I just received a very nice note from Van Allen Plexico, who, in addition to having a freakin’ awesome name, writes some of my favorite superhero prose. Check out “The Sentinels” from White Rocket Books for only $2.99!
In his note, VAP tells me the New Pulp guys actually publish a wide variety of genres and that it is too expensive for them to drop their pricing as POD or low-print run publishers. He says a bit more, but goes in to some specific references I don’t want to reprint here without his permission. Here is my response to him:
Van: Yay…this is actually the point I wanted you to get to (I like it when a reader gets to the point on their own because, hopefully, the answer responds better if they figure it out on their own). If genre is now taken out of the equation: the new pulp guys are publishing tons of genres, doesn’t that mean genre isn’t a factor of pulp? In which case, what was the point of pulp? Wasn’t it cheap pricing? If genre isn’t the defining factor of pulp, and the books aren’t budget priced the way pulp was (or published in the same format), then what is the benefit from attaching the name to a group of what are essentially just standard genre indy publishers?
In business, you adopt a name or tagline or build a brand based on the reaction you get from the public when they hear/see it. Since genre and style aren’t a factor with pulp (as you say in your note), then what reaction is trying to be gained from the attachment of that particular name? What is the business sense behind it?
It seems like you’re taking what I said and applying it to authors when I’m talking about the publishers. Although, I do think the authors are just as guilty of mis-branding the movement. Again, you see it almost daily on those sites I mentioned.
And, I think you’re misunderstanding when I talk about pricing – I think $2.99 is a great price for an indy ebook and $10-$15 is a good price for print (although, for a new/unknown author or series, it’s a bit tough to get unfamiliar readers to try books at those prices, especially online – $9.99 is a better intro price, but that’s an unrelated discussion for now). $24.95 for a print paperback is ridiculous. My point is that if genre isn’t essential to being called new pulp, and the actual format isn’t essential (meaning the cheap pulp paper-printed magazines or even mass market paperbacks of the 70s), then isn’t a low price required? If that is a factor in what pulp was (and it was, don’t kid yourself), then how does a completely standard pricing – one at par with the majority of what is available – equate to “pulp?”

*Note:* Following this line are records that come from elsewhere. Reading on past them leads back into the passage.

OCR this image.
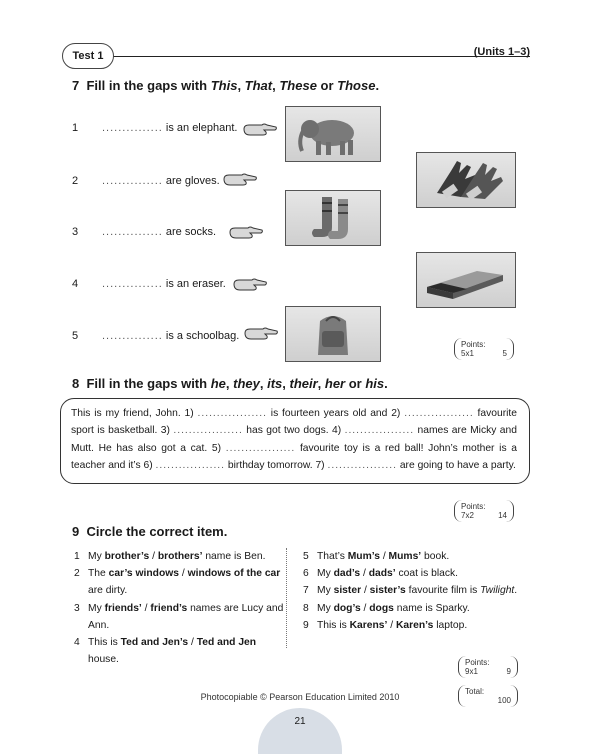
Test 1	(Units 1–3)
7 Fill in the gaps with This, That, These or Those.
1 ............... is an elephant.
2 ............... are gloves.
3 ............... are socks.
4 ............... is an eraser.
5 ............... is a schoolbag.
Points:
5x1	5
8 Fill in the gaps with he, they, its, their, her or his.
This is my friend, John. 1) .................. is fourteen years old and 2) .................. favourite sport is basketball. 3) .................. has got two dogs. 4) .................. names are Micky and Mutt. He has also got a cat. 5) .................. favourite toy is a red ball! John’s mother is a teacher and it’s 6) .................. birthday tomorrow. 7) .................. are going to have a party.
Points:
7x2	14
9 Circle the correct item.
1 My brother’s / brothers’ name is Ben.
2 The car’s windows / windows of the car are dirty.
3 My friends’ / friend’s names are Lucy and Ann.
4 This is Ted and Jen’s / Ted and Jen house.
5 That’s Mum’s / Mums’ book.
6 My dad’s / dads’ coat is black.
7 My sister / sister’s favourite film is Twilight.
8 My dog’s / dogs name is Sparky.
9 This is Karens’ / Karen’s laptop.
Points:
9x1	9
Total:
100
Photocopiable © Pearson Education Limited 2010
21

My question for “New Pulp” is: what is the benefit of the attachment of that particular title? If genre and format are not a factor or benefit, then what is the reaction the movement is trying to elicit from potential new readers by using “Pulp” as its name? What are they referencing? Again, since you just said there were a lot of genres being published by the publishers, and we both know there wasn’t a set style (Lovecraft was as different from Lester Dent as they both were from Raymond Chandler or Philip K Dick or Isaac Asimov) and the pulps are more than just knock-offs of Doc Savage, then: what is the point of the name and what is it the authors and publishers are gaining from the association, really?
This is an especially important question if you’re saying the current “New Pulpers” are unable to price cheaply – so we have no genre specifications, no format or medium requirements, and no pricing ones. How then is it pulp?